Deshalb geht es ab Kapitel 3, Vers 1 mit den schlechten Vorbildern weiter. Die Überschrift lautet: „Kapitel 3,1-21 – Warnung vor falschen Arbeitern und ein Aufruf, Paulus nachzuahmen.“
Bevor wir uns diesen ganz schlechten Vorbildern zuwenden, möchte Paulus, weil das ja ein so negatives Thema ist – man könnte jetzt sagen: „Ach ja, wie ist das denn in so einer Situation, wenn ich wirklich solche Probleme habe?“ –, etwas sagen. Wir werden gleich sehen, dass es sich um echte Probleme handelt. Probleme, bei denen Paulus sogar ein Stück weit denkt, dass die Gemeinde noch gar nicht richtig verstanden hat, wie groß sie sind.
Bevor er auf die Probleme zu sprechen kommt, sagt er: „Übrigens, meine Brüder, freut euch im Herrn.“ Ich glaube, das war schon ganz am Anfang ein zentraler Gedanke. Wenn man den Philipperbrief hört, dann hört man immer wieder das Thema Freude. Ich weiß nicht, wer das einmal sagte, aber ganz am ersten Tag – ich glaube, das steht in Philipper 4 – ist dieses Thema Freude präsent.

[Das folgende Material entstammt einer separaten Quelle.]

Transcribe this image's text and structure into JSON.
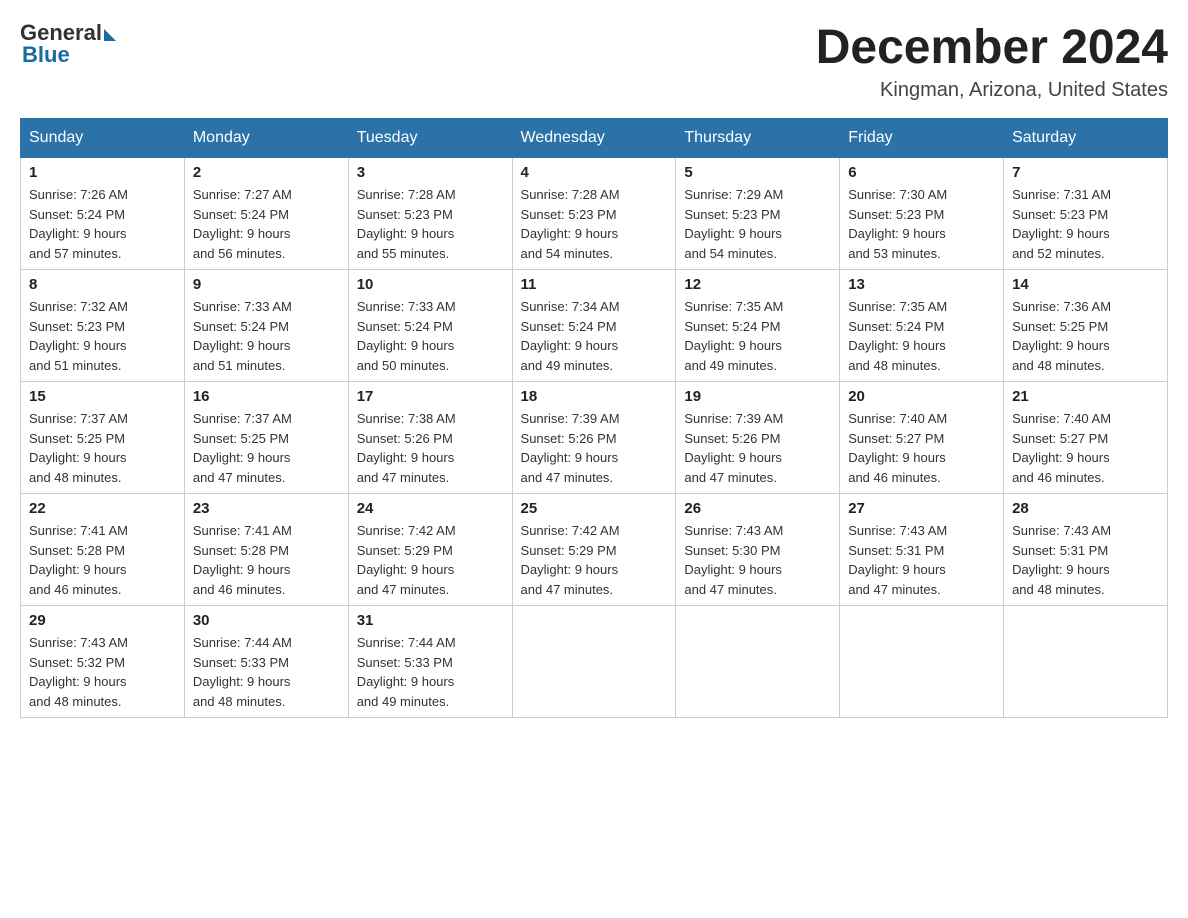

Der Philipperbrief hat tatsächlich als Grundmotiv, das sich durch den ganzen Brief zieht, das Thema Freude. Man könnte das einmal nachschauen, wie oft das Thema Freude im Philipperbrief vorkommt. Immer wieder stellen wir fest: Paulus sagt, obwohl er im Gefängnis sitzt und obwohl er an eine Gemeinde schreibt, in der er Probleme sieht und wo nicht alles rundläuft, sagt er doch: „Übrigens, meine Brüder, freut euch im Herrn.“
Die Bedeutung der Freude im Glauben
Auch das ist ein Punkt, bei dem ich manchmal die deutsche Christenheit betrachte und denke: Oft kommt man in Gemeinden oder sieht Geschwister herumlaufen mit einem Gesichtsausdruck, den man auch für ein Titelblatt der Klagelieder verwenden könnte. Das ist eigentlich traurig. Man schaut sich die Gesichter an, und sie wirken müde, erschöpft, ein bisschen grimmig.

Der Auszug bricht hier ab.